One day, while chatting with her friend and local musician Nick Snyder of Ferdinand the Bull, he asked if Adda would ever be interested in hosting a livestream performance. A lightbulb went off in Kalafatis’ head.
“Sukanta [Nag], the owner, he is really into live music and just the arts in general here,” says Kalafatis. “I have a lot of friends in the music scene as well, and I was like, ‘Oh, this is great. They’re not performing, let me see if I can start this livestream series.'”
Now, six months later, Adda Coffee & Tea House has been hosting a weekly Sunday Showcase Series, where local musicians livestream performances on Adda’s Instagram account (@addacoffeehouse
). In addition to providing an outlet for artists to perform amid venue closures, each event also offers viewers the opportunity to donate to a charity of the musician’s choice.
Around the same time that Adda was planning the livestream event, Kalafatis says they were also figuring out ways to incorporate charity work into their business practices.
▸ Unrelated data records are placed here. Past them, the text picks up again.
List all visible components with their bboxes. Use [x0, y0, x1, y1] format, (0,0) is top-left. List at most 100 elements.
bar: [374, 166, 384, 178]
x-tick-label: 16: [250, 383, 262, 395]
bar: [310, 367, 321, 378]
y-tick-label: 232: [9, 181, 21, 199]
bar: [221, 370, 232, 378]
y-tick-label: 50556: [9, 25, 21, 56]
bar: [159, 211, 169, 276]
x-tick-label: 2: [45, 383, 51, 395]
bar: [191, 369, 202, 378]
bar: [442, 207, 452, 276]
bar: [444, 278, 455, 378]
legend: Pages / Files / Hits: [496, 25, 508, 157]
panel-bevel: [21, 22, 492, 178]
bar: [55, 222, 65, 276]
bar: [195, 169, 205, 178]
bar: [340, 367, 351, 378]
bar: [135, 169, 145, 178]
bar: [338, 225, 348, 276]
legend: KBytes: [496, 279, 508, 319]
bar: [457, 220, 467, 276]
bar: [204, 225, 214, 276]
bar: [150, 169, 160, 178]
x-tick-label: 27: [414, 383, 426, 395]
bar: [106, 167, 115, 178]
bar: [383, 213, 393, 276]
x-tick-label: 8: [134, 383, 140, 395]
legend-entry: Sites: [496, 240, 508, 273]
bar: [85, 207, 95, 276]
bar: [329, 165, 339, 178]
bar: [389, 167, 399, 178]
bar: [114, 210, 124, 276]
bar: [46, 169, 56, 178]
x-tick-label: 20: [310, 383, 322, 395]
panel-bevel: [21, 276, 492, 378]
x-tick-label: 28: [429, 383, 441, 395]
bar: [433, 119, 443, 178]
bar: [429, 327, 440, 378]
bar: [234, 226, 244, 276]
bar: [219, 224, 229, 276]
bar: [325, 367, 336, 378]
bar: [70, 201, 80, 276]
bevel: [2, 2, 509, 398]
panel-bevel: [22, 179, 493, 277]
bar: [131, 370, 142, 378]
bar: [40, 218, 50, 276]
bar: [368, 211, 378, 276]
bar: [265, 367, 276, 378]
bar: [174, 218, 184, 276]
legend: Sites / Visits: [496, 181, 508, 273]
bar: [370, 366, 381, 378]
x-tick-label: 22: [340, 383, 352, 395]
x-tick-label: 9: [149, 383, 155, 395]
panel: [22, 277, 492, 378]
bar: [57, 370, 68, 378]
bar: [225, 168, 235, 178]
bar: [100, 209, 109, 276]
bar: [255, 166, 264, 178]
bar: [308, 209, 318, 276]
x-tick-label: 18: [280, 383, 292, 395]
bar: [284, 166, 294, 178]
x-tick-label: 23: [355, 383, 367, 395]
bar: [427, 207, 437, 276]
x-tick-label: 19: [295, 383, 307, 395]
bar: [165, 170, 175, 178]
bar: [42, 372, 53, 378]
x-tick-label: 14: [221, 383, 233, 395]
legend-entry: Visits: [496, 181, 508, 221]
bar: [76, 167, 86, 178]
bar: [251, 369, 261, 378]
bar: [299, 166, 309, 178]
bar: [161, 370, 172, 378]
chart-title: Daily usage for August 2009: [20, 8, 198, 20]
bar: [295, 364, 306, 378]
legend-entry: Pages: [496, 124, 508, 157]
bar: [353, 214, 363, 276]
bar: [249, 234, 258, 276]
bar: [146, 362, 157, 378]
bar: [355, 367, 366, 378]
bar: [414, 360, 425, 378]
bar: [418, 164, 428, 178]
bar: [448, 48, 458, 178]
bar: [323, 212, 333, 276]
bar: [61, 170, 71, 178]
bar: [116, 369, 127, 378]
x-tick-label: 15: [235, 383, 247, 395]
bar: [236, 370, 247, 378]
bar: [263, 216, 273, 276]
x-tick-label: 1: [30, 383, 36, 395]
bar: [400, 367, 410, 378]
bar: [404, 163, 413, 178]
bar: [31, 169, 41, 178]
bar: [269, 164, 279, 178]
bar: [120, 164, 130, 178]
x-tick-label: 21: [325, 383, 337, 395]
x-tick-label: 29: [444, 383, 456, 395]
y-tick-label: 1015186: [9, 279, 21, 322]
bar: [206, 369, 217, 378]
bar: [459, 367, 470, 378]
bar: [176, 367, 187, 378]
Snyder was the first musician to perform when the series started in May, and he chose to raise money for the Pittsburgh Food Bank. Since then, performances and charities have included Lyn Starr (Black, Young, and Educated), Clara Kent (AAMDS International Foundation), Arie Cole (SisTers PGH), Bindley Hardware Co. (Women’s Center and Shelter of Greater Pittsburgh), Rev. Ezra (ACLU), Sierra Sellers (Sewickley Valley YMCA), and Joshua Rouse (Community Empowerment Association in Homewood), among others. “It’s really intimate,” says Kalafatis, “and it’s cool because you get to see the artist in their own space, doing their own thing.” Now that gathering restrictions are easing up in Pittsburgh, Adda plans to gradually transition to live shows. Once a month, one of the Sunday Showcase events will be held outside an Adda Tea & Coffee House location for live sidewalk entertainment. “The most exciting part for me was reaching out to all my friends and being like, ‘Hey, do you want to do this?’” says Kalafatis. But whether or not someone knows her, anyone interested in performing in the series is welcome to reach out (inquiries can be sent to email@example.com
). “It’s an outlet for artists to continue to perform and also perform to an audience that may not have heard them before,” says Kalafatis.